CHP İstanbul Milletvekili Ayşe Sibel Yanıkömeroğlu, Kanal İstanbul projesiyle ilgili araştırma önergesi verdi. Yanıkömeroğlu, TBMM Başkanlığı’na sunduğu araştırma önergesinin gerekçesinde; projenin Marmara Denizi ile Karadeniz’i yapay bir su yolu ile birleştirmeyi hedefleyen ve yaklaşık 45 kilometrelik uzunluğa sahip dev bir beton kanal projesi olduğunu vurgulayarak, projenin hayata geçirilmesi durumunda ortaya çıkacak çevresel, jeolojik, ekonomik ve sosyal etkilerin birçok bilim insanı, meslek odası ve kurum tarafından ciddi biçimde eleştirildiğini ve kamu yararı açısından sakıncalı görüldüğünü kaydetti.
Proje güzergahı üzerinde yer alan Sazlıdere Barajı ve Terkos Havzası’nın İstanbul’un içme suyu ihtiyacının yaklaşık yüzde 30’unu karşıladığını ifade eden Yanıkömeroğlu, kanalın inşasıyla birlikte bu kaynakların tuzlanması ve devre dışı kalması riski bulunduğunun altını çizdi. İstanbul Teknik Üniversitesi tarafından hazırlanan teknik raporlarda, kanal çevresinde yeraltı su seviyelerinin düşeceği ve yeraltı suyu dengesinin bozulacağının vurgulandığına işaret eden Yanıkömeroğlu, ayrıca projenin Kuzey Anadolu Fay Hattı’na yakın bir bölgede yer aldığına dikkati çekti.
“FİİLİ DURUM YARATILMASI ANLAMINA GELMEKTEDİR”
İstanbul Teknik Üniversitesi ve Kandilli Rasathanesi uzmanlarınca, kanal kazısı sırasında zemin dengesinin bozulabileceği, toprak kaymaları yaşanabileceği ve deprem sonrası tsunami riskinin artabileceğinin ifade edildiğini aktaran Yanıkömeroğlu, şunları kaydetti:
“Kanal güzergahı boyunca yaklaşık 200 milyon metrekarelik tarım ve orman alanının yok olacağı belirtilmektedir. Projenin çevresinde oluşturulan ‘Yenişehir’ adı verilen yapılaşma alanları, İstanbul’daki nüfus yoğunluğunu artıracak ve trafik, altyapı, eğitim ve sağlık gibi kamu hizmetlerini daha da baskılayacaktır. Aynı zamanda, bölgedeki mevcut köylerin yerinden edilmesine ve kentsel rant odaklı bir dönüşümün hızlanmasına neden olacaktır. Projeyle ilgili hazırlanan çevre düzeni ve uygulama imar planları hakkında açılan davalar devam ederken ve planlara yönelik çok sayıda itiraz yapılmışken, son günlerde TOKİ tarafından Kanal İstanbul güzergahında yer alan parseller için altyapı ve yapılaşma ihalelerine çıktığı ortaya çıkmıştır. Henüz hukuki süreçleri tamamlanmamış, itiraz ve değerlendirme aşamaları süren bir projede fiilen ihaleye çıkılması; hem hukuki açıdan hem de kamu idaresinin tarafsız ve şeffaf olma yükümlülüğü açısından yanlıştır. Ayrıca bu durum, mahkemelerin henüz karar vermediği bir konuda, fiili durum yaratılması anlamına gelmektedir.

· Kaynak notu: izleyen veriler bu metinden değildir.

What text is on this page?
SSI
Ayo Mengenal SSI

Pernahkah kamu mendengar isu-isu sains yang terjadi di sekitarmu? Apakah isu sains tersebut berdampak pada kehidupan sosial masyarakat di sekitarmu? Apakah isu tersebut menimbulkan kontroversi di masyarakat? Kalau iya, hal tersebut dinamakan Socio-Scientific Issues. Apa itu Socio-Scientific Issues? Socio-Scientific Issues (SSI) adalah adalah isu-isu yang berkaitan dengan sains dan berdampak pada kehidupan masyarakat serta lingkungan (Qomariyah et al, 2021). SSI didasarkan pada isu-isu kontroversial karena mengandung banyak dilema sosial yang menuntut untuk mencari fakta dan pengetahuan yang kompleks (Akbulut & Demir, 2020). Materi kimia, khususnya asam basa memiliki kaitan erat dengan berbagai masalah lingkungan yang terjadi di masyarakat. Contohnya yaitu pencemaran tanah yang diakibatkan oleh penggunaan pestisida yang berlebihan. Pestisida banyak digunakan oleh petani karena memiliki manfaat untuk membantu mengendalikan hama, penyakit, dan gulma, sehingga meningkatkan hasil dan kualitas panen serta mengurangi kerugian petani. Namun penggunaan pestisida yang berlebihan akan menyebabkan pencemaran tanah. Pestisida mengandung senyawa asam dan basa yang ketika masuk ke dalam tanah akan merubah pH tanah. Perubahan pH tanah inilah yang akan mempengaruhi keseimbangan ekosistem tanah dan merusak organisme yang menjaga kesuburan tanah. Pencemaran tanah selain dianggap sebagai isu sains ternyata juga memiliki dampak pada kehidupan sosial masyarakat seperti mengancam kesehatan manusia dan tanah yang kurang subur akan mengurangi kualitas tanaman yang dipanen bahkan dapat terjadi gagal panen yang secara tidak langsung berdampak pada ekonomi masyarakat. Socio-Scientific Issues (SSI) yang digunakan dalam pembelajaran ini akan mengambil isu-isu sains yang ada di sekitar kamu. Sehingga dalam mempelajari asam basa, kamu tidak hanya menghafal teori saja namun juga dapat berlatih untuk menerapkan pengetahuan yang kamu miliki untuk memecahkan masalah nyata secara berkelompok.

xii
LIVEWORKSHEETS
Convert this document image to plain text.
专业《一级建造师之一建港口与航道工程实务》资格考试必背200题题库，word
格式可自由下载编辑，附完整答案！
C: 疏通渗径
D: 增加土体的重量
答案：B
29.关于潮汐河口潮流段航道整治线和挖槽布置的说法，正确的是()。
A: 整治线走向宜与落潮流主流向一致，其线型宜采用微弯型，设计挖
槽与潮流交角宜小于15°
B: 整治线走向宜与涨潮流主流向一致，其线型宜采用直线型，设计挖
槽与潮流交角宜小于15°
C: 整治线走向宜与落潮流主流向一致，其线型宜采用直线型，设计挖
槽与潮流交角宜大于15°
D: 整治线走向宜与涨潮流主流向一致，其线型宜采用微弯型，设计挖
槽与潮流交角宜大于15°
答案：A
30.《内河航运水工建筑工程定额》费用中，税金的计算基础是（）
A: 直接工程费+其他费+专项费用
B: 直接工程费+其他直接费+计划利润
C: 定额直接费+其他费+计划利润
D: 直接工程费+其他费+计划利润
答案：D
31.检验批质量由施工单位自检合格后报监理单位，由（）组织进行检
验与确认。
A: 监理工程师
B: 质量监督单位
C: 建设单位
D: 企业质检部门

Bu nedenlerle, Kanal İstanbul projesinin tüm boyutlarıyla kamuoyuna açık, şeffaf ve bilimsel temellere dayalı bir şekilde tartışılması zorunludur. Projenin olası zararları ve alternatiflerinin değerlendirilmesi, demokratik denetim ilkeleri açısından elzemdir. Kanal İstanbul sadece İstanbul’un geleceğini değil, Türkiye’nin geleceğini de doğrudan ilgilendirmektedir. Bu bağlamda, Kanal İstanbul projesinin gerekliliğinin ve olası etkilerinin detaylıca incelenmesi, proje güzergahında, imar planlarına ilişkin itiraz süreçleri henüz tamamlanmamışken bazı bölgelerde ihaleye çıkıldığı ve inşaatların başladığı yönündeki iddiaların araştırılması, bu süreçlerin hukuka uygunluğu ile kamu yararına hizmet edip etmediğinin tespiti ve kamu kaynaklarının bu projelere aktarılmasının yarattığı etkilerin incelenmesi amacıyla Anayasa’nın 98’inci maddesi ile TBMM İçtüzüğü’nün 104 ve 105’inci maddeleri uyarınca bir Meclis Araştırması açılmasını saygılarımla arz ederim.”